Neural network quantifies P-integral in solids
Researchers have recently proposed the concept of ionization integral (P-int) to quantify the strength of plasma effect. This is the first time that nonlinear effects have been quantified experimentally. Relevant results were published in Physical Review Research.
By combining with the widely used B integral (B-int), the two main nonlinear effects in the spectral broadening process: Kerr effect and ionization effect, were investigated numerically and experimentally by Dr. Gao Yitan at the Institute of Physics of the Chinese Academy of Sciences, under the joint guidance of Dr. Zhao Kun and Prof. Wei Zhiyi.
Observing the response of the laser field in the interaction between ultra-fast laser and matter is a powerful way to explore the ultra-fast physical mechanism in the process of interaction, especially in the strong field regime. A series of nonlinear effects take place as a laser pulse propagates in the medium, including Kerr effect (self-phase modulation and self-steepening), Raman effect, photoionization with the induced plasma effect. These effects change the spectral and temporal shape of the laser field so that the output spectrum contains information about nonlinear effects experienced by the laser pulse during propagation implicitly.
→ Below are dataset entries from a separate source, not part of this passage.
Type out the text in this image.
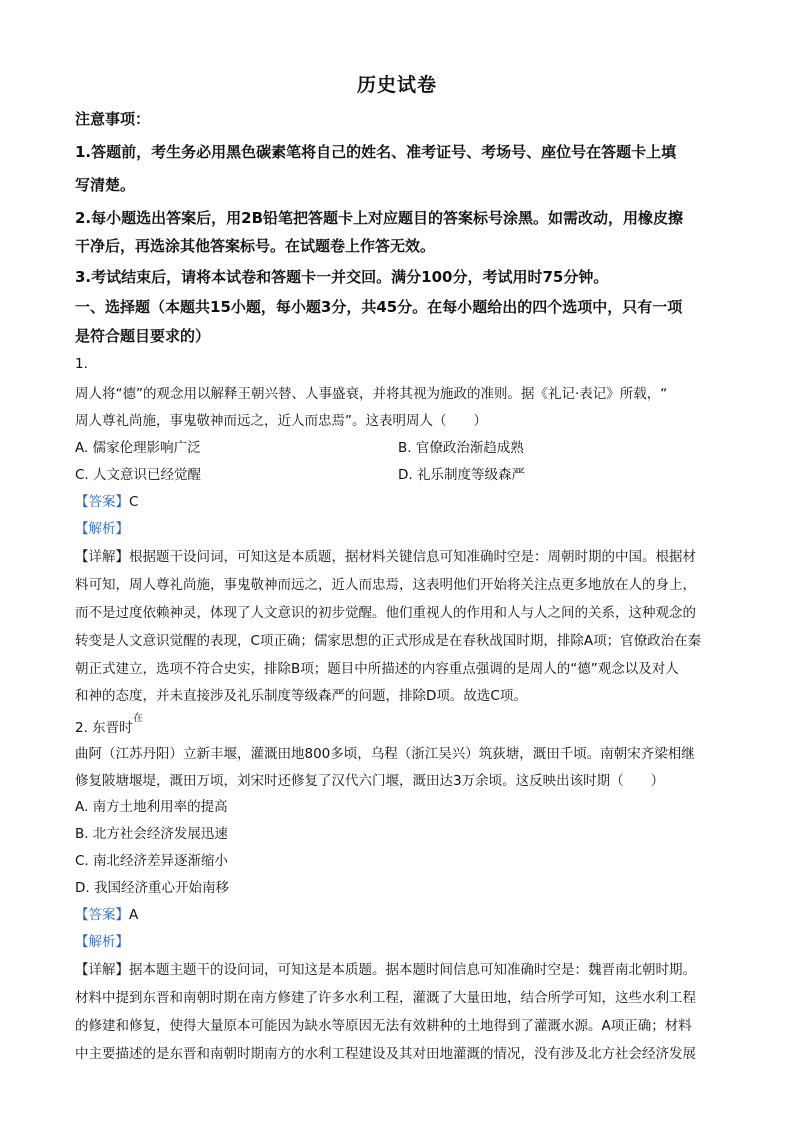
历史试卷
注意事项：
1.答题前，考生务必用黑色碳素笔将自己的姓名、准考证号、考场号、座位号在答题卡上填
写清楚。
2.每小题选出答案后，用2B铅笔把答题卡上对应题目的答案标号涂黑。如需改动，用橡皮擦
干净后，再选涂其他答案标号。在试题卷上作答无效。
3.考试结束后，请将本试卷和答题卡一并交回。满分100分，考试用时75分钟。
一、选择题（本题共15小题，每小题3分，共45分。在每小题给出的四个选项中，只有一项
是符合题目要求的）
1.
周人将“德”的观念用以解释王朝兴替、人事盛衰，并将其视为施政的准则。据《礼记·表记》所载，“
周人尊礼尚施，事鬼敬神而远之，近人而忠焉”。这表明周人（　　）
A. 儒家伦理影响广泛	B. 官僚政治渐趋成熟
C. 人文意识已经觉醒	D. 礼乐制度等级森严
【答案】C
【解析】
【详解】根据题干设问词，可知这是本质题，据材料关键信息可知准确时空是：周朝时期的中国。根据材
料可知，周人尊礼尚施，事鬼敬神而远之，近人而忠焉，这表明他们开始将关注点更多地放在人的身上，
而不是过度依赖神灵，体现了人文意识的初步觉醒。他们重视人的作用和人与人之间的关系，这种观念的
转变是人文意识觉醒的表现，C项正确；儒家思想的正式形成是在春秋战国时期，排除A项；官僚政治在秦
朝正式建立，选项不符合史实，排除B项；题目中所描述的内容重点强调的是周人的“德”观念以及对人
和神的态度，并未直接涉及礼乐制度等级森严的问题，排除D项。故选C项。
2. 东晋时
在
曲阿（江苏丹阳）立新丰堰，灌溉田地800多顷，乌程（浙江吴兴）筑荻塘，溉田千顷。南朝宋齐梁相继
修复陂塘堰堤，溉田万顷，刘宋时还修复了汉代六门堰，溉田达3万余顷。这反映出该时期（　　）
A. 南方土地利用率的提高
B. 北方社会经济发展迅速
C. 南北经济差异逐渐缩小
D. 我国经济重心开始南移
【答案】A
【解析】
【详解】据本题主题干的设问词，可知这是本质题。据本题时间信息可知准确时空是：魏晋南北朝时期。
材料中提到东晋和南朝时期在南方修建了许多水利工程，灌溉了大量田地，结合所学可知，这些水利工程
的修建和修复，使得大量原本可能因为缺水等原因无法有效耕种的土地得到了灌溉水源。A项正确；材料
中主要描述的是东晋和南朝时期南方的水利工程建设及其对田地灌溉的情况，没有涉及北方社会经济发展
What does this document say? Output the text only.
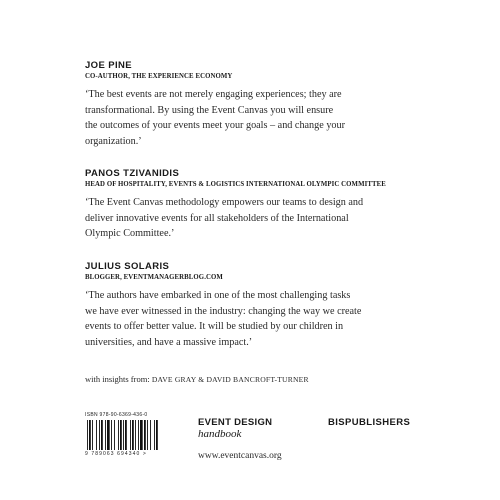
JOE PINE

CO-AUTHOR, THE EXPERIENCE ECONOMY

‘The best events are not merely engaging experiences; they are
transformational. By using the Event Canvas you will ensure
the outcomes of your events meet your goals – and change your
organization.’

PANOS TZIVANIDIS

HEAD OF HOSPITALITY, EVENTS & LOGISTICS INTERNATIONAL OLYMPIC COMMITTEE

‘The Event Canvas methodology empowers our teams to design and
deliver innovative events for all stakeholders of the International
Olympic Committee.’

JULIUS SOLARIS

BLOGGER, EVENTMANAGERBLOG.COM

‘The authors have embarked in one of the most challenging tasks
we have ever witnessed in the industry: changing the way we create
events to offer better value. It will be studied by our children in
universities, and have a massive impact.’

with insights from: DAVE GRAY & DAVID BANCROFT-TURNER
ISBN 978-90-6369-436-0
9 789063 694340 >
EVENT DESIGN
handbook
www.eventcanvas.org
BISPUBLISHERS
It is easy to measure spectra in experiments, but difficult to extract and analyze the nonlinearities behind. At present, these nonlinear effects can only be characterized and analyzed theoretically by solving the nonlinear pulse propagation equation numerically, and experimental research can only provide qualitative analysis of the propagation process.
In view of this, the researchers took the ionization integral as a reference, analyzed the complex asymmetric broadening of spectrum during pulse propagation, and identified the different stages of the broadening process.
They used the neural network algorithm to analyze the theoretical and experimental spectral results, which provides a more accurate understanding of the physics of the entangled nonlinear optics effects and a more convenient tool in the investigation of laser-matter interaction.
Methods of the experiments, including nonlinear quantization and application of neural network algorithm, will bring great influence to the experimental study of ultrafast nonlinear physics.